The court won’t divide all your property equally among your heirs if you don’t leave a will. Some relatives have priority over others. Those with the least priority won't inherit unless the relatives in line before them have all passed away. This is a statutory "order of intestate succession," and it doesn’t take emotion or need into consideration. You might be very fond of your nephew, and he may be living hand-to-mouth and really need your money, but if his parent is still alive, he won’t inherit from you. His parent -- your sibling -- is more closely related to you than your nephew.
Your spouse is your most immediate heir and will inherit the lion’s share of your estate if you die without a will. If you don’t have any children, most states will award her your entire estate. She is your “heir apparent.” No one else can receive the entirety of your estate as long as she is alive. If you do have children, including adopted children, your spouse might receive half of your estate and the court will divide the balance among your children. The exact percentage varies according to state law. If you’re not married, your children are your most immediate heirs; they will receive all your property. In some states, your grandchildren receive shares only if none of your children are still living at the time of your death. In other states, some or all of your grand children may receive shares if only some of your children that bore grandchildren have predeceased you. If you have no spouse, no children and no grandchildren, your parents are usually next in line to inherit.
If you have no spouse, no children, no grandchildren and your parents predecease you, the court will look for other relatives to inherit your property. The most distant of these are sometimes called “laughing heirs.” They may never even have met you, so they probably won’t shed a tear when you’re gone. Although the exact order of succession varies from state to state, if your immediate heirs all predecease you, your siblings would usually be next in line to inherit. If they’re dead, their children would receive your property.

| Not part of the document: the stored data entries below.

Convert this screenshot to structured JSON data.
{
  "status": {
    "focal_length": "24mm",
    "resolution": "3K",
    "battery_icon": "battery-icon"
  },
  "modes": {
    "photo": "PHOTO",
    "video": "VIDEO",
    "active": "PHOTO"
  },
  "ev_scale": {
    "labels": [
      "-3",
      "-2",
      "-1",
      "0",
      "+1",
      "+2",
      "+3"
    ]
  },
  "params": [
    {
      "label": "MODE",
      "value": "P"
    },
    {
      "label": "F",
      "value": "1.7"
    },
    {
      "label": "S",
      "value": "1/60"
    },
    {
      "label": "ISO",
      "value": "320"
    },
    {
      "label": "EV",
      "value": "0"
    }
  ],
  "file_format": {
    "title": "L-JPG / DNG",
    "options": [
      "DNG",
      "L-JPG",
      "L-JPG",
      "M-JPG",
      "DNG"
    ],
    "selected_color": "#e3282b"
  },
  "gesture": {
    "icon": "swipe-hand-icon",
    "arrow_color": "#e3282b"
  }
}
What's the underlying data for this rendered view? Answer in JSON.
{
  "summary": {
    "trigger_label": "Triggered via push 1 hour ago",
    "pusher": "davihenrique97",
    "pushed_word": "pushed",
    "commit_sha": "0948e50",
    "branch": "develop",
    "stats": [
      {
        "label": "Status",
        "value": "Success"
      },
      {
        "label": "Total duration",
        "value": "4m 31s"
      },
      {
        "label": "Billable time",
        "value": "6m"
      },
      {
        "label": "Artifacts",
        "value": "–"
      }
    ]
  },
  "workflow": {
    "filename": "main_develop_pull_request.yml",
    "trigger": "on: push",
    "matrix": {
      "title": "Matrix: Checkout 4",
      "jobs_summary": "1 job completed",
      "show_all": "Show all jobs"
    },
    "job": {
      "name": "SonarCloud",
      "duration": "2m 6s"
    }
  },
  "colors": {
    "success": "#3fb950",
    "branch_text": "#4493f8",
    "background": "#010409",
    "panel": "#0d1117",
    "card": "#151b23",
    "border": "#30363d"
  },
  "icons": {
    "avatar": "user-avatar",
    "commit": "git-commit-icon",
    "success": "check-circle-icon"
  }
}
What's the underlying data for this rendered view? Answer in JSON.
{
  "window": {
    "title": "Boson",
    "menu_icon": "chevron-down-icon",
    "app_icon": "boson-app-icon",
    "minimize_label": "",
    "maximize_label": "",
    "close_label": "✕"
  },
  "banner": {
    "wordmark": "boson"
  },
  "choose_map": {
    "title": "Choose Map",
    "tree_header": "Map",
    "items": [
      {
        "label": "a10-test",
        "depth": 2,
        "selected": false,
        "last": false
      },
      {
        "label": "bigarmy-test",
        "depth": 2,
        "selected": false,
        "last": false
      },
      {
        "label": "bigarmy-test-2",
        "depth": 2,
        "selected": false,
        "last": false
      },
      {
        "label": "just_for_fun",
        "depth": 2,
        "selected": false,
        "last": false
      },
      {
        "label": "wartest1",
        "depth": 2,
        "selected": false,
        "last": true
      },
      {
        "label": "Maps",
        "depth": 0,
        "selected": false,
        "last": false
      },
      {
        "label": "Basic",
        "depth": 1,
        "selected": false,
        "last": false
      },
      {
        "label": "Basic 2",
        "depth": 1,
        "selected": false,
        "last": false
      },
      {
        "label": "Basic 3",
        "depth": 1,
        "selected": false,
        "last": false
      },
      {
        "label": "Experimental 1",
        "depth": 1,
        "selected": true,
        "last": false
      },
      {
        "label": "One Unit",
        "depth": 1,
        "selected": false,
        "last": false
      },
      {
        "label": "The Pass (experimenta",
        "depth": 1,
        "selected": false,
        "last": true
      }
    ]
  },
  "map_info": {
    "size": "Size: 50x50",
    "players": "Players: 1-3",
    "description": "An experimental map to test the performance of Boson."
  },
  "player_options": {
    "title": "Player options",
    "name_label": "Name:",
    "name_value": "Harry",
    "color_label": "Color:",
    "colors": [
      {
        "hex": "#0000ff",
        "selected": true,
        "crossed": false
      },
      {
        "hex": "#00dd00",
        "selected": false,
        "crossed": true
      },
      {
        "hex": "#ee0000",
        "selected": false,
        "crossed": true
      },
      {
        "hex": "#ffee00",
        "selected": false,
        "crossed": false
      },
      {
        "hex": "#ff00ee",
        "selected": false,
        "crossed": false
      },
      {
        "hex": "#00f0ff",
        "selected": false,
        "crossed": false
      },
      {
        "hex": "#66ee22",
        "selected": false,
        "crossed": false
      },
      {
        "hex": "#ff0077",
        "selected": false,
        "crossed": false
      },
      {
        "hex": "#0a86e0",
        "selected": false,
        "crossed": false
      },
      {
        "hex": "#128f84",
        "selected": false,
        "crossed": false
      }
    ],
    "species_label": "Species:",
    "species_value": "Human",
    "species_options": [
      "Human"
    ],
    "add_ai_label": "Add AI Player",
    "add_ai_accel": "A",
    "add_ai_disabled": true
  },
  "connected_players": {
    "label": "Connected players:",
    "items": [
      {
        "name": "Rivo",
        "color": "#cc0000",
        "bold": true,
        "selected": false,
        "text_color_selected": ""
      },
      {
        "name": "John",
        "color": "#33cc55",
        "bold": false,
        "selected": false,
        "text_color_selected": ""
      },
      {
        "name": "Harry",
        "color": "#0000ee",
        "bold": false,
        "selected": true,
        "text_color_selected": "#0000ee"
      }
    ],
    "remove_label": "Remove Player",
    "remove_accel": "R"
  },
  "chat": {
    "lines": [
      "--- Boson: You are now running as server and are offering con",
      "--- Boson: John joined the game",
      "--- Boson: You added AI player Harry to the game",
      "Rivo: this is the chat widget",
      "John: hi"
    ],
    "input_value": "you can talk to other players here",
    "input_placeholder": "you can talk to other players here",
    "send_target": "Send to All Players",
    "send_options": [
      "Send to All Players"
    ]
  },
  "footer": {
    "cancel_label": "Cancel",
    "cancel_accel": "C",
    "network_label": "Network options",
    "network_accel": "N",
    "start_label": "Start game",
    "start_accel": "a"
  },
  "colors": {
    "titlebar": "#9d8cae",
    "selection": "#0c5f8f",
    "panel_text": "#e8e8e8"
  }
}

If none of them have children, the court might look to your aunts, uncles, cousins, or even your cousins' offspring. Most states do not consider your in-laws to be your heirs. They’re related to you by marriage, not by blood.
Escheat of Estate
If you have no living heirs, or if the court fails to locate them, your estate will “escheat.” The court will give your worldly possessions to the state. Therefore, in a sense, your state is your heir as well. It can inherit from you by intestate succession if you don’t leave a will.